ANGST VOR DEM ENDE
: Besser in die Kantine

Wollt ihr Elektro oder lieber mit dem Arsch wackeln?

In der Reihe vor uns sitzt ein ergrautes Ehepaar, er löst noch flugs ein Sudoku-Rätsel, sie poliert ihre Brille. Es ist 19.34 Uhr. Jemand beginnt aggressiv zu klatschen. Das Gorki ist der Punk unter den Staatstheatern, hier fängt man nicht mal pünktlich an. Hier malt man sich die Blusen über die nackten Brüste und steppt den Heiner Müller. Meinetwegen hätte das gar nicht anfangen müssen. Es dauert auch wieder zu lang, jedes Stück scheint Angst vor seinem Ende zu haben, immer kommt noch einer aus den Kulissen gekrochen, da stehen sogar die Toten wieder auf, bekommt jeder noch einen letzten Monolog. Danach brauchen wir dringend ein Bier und was zu essen. In der Kantine sind wir die Ersten. Es gibt Kartoffelsalat, Spaghetti Bolognese und Brezeln. In allen Theatern nagt man früher oder später an einer trockenen Brezel. Ein paar Besucher kommen herein und bleiben nicht lang. Wir holen uns ein zweites Bier, stellen die leeren Flaschen in den Kasten an der Theke, wie befohlen, und ziehen um in den Raucherraum, wo die gesamte Mischpoke sitzt. Es gibt Wodka aus Plastikbechern, jeder ist lauter als der andere, die Barfrau reißt die Tür auf und brüllt: Wollt ihr Elektro oder lieber mit dem Arsch wackeln?

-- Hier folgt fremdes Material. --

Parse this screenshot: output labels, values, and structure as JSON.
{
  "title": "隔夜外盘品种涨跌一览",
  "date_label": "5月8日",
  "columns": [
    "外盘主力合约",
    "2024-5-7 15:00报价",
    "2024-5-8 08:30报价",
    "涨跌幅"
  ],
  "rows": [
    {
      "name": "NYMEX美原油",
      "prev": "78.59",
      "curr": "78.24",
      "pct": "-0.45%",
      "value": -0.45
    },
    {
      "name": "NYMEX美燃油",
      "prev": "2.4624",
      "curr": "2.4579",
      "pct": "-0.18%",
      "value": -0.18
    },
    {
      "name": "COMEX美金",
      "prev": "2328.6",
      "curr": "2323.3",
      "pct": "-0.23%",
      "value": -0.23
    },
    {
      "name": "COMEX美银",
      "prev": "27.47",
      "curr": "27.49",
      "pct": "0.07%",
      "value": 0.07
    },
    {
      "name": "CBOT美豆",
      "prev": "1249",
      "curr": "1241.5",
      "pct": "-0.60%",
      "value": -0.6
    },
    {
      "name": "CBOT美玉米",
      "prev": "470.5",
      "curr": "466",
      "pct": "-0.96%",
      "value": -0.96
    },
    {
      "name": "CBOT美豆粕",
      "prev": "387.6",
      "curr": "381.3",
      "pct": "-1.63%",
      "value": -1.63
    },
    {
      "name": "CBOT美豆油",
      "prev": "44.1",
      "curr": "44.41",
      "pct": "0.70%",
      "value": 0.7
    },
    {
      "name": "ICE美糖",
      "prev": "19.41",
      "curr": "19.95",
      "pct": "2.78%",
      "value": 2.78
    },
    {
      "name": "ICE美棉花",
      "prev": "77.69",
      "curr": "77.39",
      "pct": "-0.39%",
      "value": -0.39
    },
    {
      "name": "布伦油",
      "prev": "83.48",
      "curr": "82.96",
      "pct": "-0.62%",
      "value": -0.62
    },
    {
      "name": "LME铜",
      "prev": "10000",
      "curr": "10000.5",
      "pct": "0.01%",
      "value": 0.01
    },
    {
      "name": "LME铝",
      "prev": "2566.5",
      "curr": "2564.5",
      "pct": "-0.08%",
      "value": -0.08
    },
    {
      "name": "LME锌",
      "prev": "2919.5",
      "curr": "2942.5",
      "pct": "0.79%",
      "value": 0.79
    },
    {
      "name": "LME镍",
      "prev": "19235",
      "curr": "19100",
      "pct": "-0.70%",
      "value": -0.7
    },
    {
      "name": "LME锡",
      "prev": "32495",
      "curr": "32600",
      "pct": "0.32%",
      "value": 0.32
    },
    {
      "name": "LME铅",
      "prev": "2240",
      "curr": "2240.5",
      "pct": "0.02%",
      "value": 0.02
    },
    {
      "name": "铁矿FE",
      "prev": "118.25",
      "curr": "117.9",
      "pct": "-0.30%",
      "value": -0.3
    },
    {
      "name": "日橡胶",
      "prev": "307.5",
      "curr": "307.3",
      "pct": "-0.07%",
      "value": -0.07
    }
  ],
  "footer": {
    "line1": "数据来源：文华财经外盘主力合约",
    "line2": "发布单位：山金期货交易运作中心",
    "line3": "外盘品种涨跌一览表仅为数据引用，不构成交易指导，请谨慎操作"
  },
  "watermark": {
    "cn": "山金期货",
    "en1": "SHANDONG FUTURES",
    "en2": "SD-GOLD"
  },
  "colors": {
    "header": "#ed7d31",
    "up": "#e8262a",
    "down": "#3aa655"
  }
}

Arsch wackeln!, brüllt es zurück und geht auch gleich los. Die Souffleuse wankt nach Hause. Wir sind die einzigen Gäste, alle anderen gehören dazu. Eine wenig talentierte Schauspielerin, die davon noch nichts ahnt, springt auf den Tisch und biegt den Oberkörper so weit nach hinten, bis ihr langes Haar irgendwem die Nase kitzelt. So ist das: Wer es auf der Bühne nicht bringt, muss in der Kantine auf dem Tisch tanzen. „Happy“ scheppert es aus den Boxen, ihr Hintern kreist und der Kollege steht mit ausgebreiteten Armen auf dem Stuhl und schreit: Ich bin Lars Eidinger! (Das nächste Mal spare ich mir das Theater und komme gleich hierher.)